The increased airway IgA after injury is thought to be a protective response and has been associated with increases in airway TNF-α and IL-6 [
32]. IL-6 is an inducer of plasma cell development and also influences IL-4 production. IL-4 is known to upregulate IgA production and transport. TGF-β has been shown to be a crucial cytokine for IgA switching [
1]. Thus, during the early period, the increase of TGF-β, TNF-α, IL-6 and IL-4 in the hyperoxia group might be factors in the pulmonary IgA increase. The expression of pIgR appear to be upregulated by different cytokines, such as TNF-α [
25,
26], IL-4 [
33,
34], IL-1 [
35] and TGF-β [
36]. As mentioned before, cytokines (IL-4, IL-6, TNF-α and TGF-β) were significantly increased in the hyperoxia group.
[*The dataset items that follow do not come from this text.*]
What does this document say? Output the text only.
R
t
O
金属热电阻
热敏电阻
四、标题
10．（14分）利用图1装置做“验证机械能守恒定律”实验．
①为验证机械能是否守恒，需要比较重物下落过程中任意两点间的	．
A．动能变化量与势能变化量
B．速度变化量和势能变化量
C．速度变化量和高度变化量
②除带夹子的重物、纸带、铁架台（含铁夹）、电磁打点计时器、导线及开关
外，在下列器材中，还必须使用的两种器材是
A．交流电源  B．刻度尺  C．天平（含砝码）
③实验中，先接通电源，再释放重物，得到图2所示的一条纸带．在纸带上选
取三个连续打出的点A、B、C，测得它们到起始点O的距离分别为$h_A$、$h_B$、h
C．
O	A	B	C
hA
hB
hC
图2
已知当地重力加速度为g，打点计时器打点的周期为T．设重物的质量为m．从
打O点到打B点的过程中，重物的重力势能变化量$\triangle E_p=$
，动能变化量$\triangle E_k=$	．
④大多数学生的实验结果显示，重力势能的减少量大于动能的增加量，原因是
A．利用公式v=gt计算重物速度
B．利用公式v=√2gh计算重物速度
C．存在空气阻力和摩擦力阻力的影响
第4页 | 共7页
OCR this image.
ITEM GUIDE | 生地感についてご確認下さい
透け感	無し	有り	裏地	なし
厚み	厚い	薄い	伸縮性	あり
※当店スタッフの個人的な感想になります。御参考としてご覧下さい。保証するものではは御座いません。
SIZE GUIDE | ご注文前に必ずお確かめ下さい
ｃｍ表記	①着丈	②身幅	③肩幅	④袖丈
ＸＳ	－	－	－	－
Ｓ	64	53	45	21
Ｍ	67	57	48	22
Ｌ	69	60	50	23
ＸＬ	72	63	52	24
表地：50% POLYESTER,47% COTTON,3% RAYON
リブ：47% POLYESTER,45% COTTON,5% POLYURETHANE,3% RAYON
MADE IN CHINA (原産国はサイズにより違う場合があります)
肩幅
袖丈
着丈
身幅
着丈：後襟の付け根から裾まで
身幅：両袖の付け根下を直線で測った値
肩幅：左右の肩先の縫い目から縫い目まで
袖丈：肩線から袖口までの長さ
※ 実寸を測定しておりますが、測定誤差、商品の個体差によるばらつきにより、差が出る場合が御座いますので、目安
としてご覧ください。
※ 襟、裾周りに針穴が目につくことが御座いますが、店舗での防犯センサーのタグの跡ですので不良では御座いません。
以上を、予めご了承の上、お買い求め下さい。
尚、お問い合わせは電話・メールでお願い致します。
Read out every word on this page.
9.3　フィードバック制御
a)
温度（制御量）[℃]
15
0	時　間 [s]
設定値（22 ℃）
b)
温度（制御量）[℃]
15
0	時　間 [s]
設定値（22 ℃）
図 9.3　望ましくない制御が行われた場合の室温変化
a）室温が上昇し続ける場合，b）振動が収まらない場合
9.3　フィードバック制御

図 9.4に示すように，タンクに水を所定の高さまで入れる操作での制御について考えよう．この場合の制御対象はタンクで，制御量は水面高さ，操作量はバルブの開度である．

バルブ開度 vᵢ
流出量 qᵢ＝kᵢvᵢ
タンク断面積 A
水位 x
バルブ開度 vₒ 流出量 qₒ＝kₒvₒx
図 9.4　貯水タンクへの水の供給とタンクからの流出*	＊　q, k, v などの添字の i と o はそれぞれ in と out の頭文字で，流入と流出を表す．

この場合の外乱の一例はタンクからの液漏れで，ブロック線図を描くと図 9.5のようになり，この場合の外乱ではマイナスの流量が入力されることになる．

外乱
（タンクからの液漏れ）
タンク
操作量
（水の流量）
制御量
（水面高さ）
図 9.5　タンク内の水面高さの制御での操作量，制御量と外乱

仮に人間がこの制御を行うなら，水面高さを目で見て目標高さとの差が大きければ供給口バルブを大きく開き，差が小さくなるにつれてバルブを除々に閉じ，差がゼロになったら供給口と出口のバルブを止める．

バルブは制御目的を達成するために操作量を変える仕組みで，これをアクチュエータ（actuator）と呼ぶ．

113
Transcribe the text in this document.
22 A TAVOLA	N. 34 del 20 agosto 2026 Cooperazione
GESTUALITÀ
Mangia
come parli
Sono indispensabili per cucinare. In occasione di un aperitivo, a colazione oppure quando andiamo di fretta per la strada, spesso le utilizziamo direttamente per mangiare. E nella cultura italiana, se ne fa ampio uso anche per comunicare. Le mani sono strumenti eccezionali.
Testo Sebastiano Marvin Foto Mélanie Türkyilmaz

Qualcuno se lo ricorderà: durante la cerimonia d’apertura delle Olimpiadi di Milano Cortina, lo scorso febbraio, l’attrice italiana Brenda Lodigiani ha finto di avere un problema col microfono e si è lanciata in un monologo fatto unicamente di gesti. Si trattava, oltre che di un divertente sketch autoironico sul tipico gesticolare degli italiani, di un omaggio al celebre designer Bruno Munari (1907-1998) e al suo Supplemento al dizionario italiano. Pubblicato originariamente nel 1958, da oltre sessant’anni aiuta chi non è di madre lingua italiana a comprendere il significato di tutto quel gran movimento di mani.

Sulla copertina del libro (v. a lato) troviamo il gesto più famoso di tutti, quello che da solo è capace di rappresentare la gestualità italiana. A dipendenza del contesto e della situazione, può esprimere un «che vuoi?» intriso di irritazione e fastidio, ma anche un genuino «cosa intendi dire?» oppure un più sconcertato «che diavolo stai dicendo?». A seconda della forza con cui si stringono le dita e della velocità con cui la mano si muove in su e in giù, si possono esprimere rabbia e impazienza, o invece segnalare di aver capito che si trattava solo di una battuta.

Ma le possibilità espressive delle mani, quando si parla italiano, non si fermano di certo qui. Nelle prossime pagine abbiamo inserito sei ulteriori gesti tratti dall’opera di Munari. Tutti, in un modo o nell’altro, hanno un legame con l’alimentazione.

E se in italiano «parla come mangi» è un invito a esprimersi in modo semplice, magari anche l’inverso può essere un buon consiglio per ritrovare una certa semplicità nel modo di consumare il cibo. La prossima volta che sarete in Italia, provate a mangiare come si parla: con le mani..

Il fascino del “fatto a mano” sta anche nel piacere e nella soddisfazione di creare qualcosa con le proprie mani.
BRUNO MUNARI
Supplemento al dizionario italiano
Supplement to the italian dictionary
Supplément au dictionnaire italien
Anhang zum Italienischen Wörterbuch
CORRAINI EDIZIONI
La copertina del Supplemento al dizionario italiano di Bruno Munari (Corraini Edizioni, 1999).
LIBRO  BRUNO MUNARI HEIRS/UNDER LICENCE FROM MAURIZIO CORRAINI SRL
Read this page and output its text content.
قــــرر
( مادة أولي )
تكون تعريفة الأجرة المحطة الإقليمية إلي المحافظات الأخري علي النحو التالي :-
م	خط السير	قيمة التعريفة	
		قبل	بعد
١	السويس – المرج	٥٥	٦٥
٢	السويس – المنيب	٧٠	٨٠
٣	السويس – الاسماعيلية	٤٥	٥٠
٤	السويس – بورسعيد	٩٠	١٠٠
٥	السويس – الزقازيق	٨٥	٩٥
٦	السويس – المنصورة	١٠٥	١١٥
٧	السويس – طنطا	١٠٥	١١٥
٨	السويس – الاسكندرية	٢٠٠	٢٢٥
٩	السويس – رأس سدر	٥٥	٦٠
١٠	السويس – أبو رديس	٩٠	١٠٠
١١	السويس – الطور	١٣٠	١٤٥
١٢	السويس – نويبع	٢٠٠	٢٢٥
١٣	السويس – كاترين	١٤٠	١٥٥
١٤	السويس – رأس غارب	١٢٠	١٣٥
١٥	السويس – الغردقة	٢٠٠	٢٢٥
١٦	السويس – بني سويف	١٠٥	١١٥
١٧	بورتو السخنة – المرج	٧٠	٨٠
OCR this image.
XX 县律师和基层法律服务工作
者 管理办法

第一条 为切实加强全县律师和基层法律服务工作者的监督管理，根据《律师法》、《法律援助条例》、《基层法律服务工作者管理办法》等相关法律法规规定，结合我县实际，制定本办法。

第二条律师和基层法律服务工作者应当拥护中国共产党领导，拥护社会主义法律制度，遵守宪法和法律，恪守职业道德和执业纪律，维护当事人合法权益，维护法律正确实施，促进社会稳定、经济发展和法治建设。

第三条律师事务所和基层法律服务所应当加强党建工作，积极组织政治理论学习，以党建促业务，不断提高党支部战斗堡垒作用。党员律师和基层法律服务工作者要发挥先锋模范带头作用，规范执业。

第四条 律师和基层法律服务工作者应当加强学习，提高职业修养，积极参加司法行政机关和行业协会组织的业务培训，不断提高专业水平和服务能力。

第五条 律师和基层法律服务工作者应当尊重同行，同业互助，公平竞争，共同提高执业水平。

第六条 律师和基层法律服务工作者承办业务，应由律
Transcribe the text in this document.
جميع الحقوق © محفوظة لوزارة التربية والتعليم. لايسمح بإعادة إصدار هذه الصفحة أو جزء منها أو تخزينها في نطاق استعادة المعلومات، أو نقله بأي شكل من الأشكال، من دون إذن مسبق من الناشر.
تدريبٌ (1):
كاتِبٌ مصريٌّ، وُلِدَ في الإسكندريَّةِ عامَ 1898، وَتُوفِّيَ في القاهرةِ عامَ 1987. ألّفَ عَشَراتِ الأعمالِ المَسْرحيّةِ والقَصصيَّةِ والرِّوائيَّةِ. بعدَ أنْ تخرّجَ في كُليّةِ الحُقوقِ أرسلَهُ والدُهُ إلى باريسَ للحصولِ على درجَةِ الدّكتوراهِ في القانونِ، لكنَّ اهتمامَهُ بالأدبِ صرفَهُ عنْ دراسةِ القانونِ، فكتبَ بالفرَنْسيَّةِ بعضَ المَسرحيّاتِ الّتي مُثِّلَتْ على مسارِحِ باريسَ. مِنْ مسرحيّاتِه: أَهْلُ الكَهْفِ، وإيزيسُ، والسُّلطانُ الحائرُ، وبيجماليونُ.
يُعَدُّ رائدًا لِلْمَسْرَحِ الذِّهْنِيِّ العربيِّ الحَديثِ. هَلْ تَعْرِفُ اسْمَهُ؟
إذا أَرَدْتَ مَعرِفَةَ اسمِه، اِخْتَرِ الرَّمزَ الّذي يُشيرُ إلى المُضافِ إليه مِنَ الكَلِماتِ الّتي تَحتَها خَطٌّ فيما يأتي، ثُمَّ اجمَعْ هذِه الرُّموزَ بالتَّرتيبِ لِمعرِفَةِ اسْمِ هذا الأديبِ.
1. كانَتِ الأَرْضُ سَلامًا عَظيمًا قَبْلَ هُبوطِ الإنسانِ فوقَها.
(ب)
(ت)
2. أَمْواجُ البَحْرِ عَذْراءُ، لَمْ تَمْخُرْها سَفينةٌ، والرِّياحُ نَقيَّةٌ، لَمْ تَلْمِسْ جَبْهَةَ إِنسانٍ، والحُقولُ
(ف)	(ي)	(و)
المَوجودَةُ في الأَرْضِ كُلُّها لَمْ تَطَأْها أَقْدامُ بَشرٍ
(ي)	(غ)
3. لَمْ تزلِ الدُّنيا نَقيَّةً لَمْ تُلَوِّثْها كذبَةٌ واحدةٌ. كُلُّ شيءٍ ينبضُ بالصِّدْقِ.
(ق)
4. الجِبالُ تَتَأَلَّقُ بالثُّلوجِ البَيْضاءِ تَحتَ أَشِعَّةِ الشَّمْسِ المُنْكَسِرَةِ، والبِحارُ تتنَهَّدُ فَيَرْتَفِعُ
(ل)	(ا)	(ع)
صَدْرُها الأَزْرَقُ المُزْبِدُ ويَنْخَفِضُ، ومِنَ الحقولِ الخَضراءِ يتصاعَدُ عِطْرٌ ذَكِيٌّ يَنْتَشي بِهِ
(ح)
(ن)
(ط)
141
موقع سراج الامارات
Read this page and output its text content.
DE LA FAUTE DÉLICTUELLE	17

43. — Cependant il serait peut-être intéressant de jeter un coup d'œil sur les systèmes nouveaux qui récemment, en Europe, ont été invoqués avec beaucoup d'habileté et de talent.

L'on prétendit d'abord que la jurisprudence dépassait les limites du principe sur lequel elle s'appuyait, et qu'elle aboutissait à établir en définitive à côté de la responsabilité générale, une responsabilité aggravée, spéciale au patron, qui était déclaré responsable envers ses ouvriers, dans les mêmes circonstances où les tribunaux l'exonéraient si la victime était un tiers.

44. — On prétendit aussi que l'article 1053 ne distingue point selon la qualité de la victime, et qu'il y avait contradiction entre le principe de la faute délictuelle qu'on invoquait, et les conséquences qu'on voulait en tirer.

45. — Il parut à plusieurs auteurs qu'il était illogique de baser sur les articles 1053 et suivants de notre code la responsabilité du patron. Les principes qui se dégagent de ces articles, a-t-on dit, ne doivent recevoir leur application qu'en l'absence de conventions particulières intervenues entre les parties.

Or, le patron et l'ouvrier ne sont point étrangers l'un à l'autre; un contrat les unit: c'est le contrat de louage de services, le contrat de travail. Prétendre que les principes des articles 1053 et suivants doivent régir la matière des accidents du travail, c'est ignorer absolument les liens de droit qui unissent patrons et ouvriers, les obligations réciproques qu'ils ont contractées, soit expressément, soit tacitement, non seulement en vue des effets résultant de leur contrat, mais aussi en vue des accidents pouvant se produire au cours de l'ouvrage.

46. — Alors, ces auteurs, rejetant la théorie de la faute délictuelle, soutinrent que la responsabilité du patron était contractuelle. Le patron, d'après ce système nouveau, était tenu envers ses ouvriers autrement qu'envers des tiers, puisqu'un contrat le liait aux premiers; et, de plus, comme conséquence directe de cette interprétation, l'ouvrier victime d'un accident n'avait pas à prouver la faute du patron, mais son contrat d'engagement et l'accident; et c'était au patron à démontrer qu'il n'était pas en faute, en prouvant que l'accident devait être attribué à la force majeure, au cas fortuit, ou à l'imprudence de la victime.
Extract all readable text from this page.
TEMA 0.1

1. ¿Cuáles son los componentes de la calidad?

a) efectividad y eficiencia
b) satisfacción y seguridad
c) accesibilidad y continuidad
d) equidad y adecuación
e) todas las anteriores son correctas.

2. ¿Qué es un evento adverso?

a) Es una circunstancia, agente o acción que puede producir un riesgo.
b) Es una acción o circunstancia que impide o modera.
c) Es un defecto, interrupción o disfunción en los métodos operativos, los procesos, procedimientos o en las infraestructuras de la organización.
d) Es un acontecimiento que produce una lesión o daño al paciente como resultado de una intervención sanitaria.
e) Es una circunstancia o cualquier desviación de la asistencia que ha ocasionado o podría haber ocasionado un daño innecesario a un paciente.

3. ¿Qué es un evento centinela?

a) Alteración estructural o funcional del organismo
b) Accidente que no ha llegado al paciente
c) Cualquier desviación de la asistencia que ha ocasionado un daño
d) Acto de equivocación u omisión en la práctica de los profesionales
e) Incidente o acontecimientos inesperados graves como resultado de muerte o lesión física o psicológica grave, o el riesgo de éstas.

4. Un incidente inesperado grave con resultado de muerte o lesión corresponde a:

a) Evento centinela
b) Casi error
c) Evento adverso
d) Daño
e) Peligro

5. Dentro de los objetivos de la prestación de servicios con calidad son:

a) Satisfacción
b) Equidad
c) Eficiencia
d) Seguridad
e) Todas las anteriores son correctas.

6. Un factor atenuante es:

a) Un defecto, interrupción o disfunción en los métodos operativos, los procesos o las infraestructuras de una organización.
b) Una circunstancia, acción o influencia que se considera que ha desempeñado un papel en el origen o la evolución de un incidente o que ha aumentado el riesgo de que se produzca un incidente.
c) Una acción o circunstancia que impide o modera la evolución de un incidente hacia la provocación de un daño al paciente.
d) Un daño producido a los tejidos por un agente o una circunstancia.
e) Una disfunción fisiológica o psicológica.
So we proposed that the increased expression of pIgR was probably related to the effect on epithelia of the higher production of these cytokines in the hyperoxia group.
Conclusions
Taken together, in the early period of hyperoxia, large amounts of IgA, SC and SIgA in the lungs of neonatal rats were produced to defend against acute pulmonary injury, but in the late period of hyperoxia, the decrease of IgA, SC and SIgA might lead to attenuation of pulmonary immunity. In hyperoxia condition, the elevated expression of cytokines might contribute to the expression of IgA and SC.